#include <iostream>
#include <vector>
void cartesian (std::vector<std::vector<int>> const& items) {
auto n = items.size();
auto next = [&](std::vector<int> & x) {
for ( int i = 0; i < n; ++ i )
if ( ++x[i] == items[i].size() ) x[i] = 0;
else return true;
return false;
};
auto print = [&](std::vector<int> const& x) {
for ( int i = 0; i < n; ++ i )
std::cout << items[i][x[i]] << ",";
std::cout << "\b \n";
};
std::vector<int> x(n);
do print(x); while (next(x)); // Shazam!
}
int main () {
std::vector<std::vector<int>>
items { { 1, 2, 3 }, { 4, 5 }, { 6, 7, 8 } };
cartesian(items);
return 0;
}
The idea behind this is as follows.
Let n := items.size()
.
Let m_i := items[i].size()
, for all i
in {0,1,...,n-1}
.
Let M := {0,1,...,m_0-1} x {0,1,...,m_1-1} x ... x {0,1,...,m_{n-1}-1}
.
We first solve the simpler problem of iterating through M
. This is accomplished by the next
lambda. The algorithm is simply the "carrying" routine grade schoolers use to add 1, albeit with a mixed radix number system.
We use this to solve the more general problem by transforming a tuple x
in M
to one of the desired tuples via the formula items[i][x[i]]
for all i
in {0,1,...,n-1}
. We perform this transformation in the print
lambda.
We then perform the iteration with do print(x); while (next(x));
.
Now some comments on complexity, under the assumption that m_i > 1
for all i
:
- This algorithm requires
O(n)
space. Note that explicit construction of the Cartesian product takes O(m_0 m_1 m_2 ... m_{n-1}) >= O(2^n)

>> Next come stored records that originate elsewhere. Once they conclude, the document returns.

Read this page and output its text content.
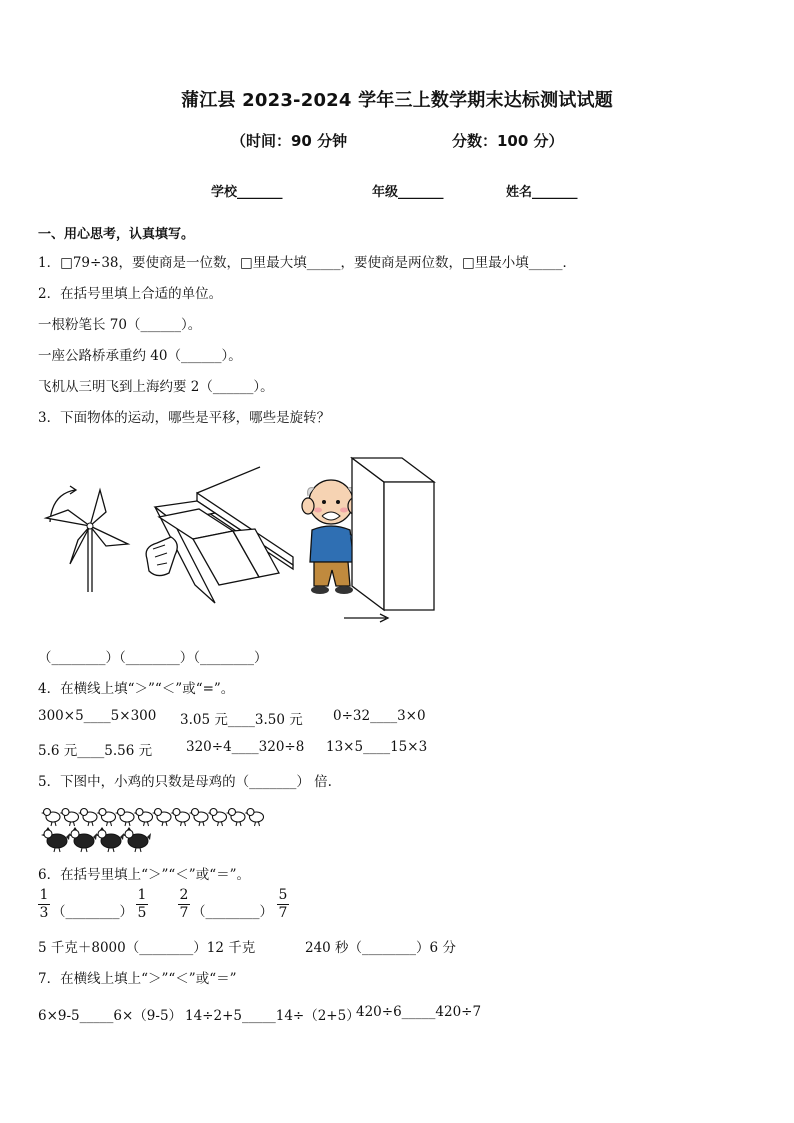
蒲江县 2023-2024 学年三上数学期末达标测试试题
（时间：90 分钟	分数：100 分）
学校_______	年级_______	姓名_______
一、用心思考，认真填写。
1．□79÷38，要使商是一位数，□里最大填_____，要使商是两位数，□里最小填_____．
2．在括号里填上合适的单位。
一根粉笔长 70（______）。
一座公路桥承重约 40（______）。
飞机从三明飞到上海约要 2（______）。
3．下面物体的运动，哪些是平移，哪些是旋转？
（________）（________）（________）
4．在横线上填“＞”“＜”或“=”。
300×5____5×300 3.05 元____3.50 元 0÷32____3×0
5.6 元____5.56 元	320÷4____320÷8 13×5____15×3
5．下图中，小鸡的只数是母鸡的（_______） 倍.
6．在括号里填上“＞”“＜”或“＝”。
1
3 （________）
1
5
2
7 （________）
5
7
5 千克＋8000（________）12 千克	240 秒（________）6 分
7．在横线上填上“＞”“＜”或“＝”
6×9-5_____6×（9-5） 14÷2+5_____14÷（2+5）
420÷6_____420÷7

space. So this is exponentially better on space than any algorithm which requires all tuples to be stored simultaneously in memory.
- The
next
function takes amortized O(1)
time (by a geometric series argument).
- The
print
function takes O(n)
time.
- Hence, altogether, the algorithm has time complexity
O(n|M|)
and space complexity O(n)
(not counting the cost of storing items
).
An interesting thing to note is that if print
is replaced with a function which inspects on average only O(1)
coordinates per tuple rather than all of them, then time complexity falls to O(|M|)
, that is, it becomes linear time with respect to the size of the Cartesian product. In other words, avoiding the copy of the tuple each iterate can be meaningful in some situations.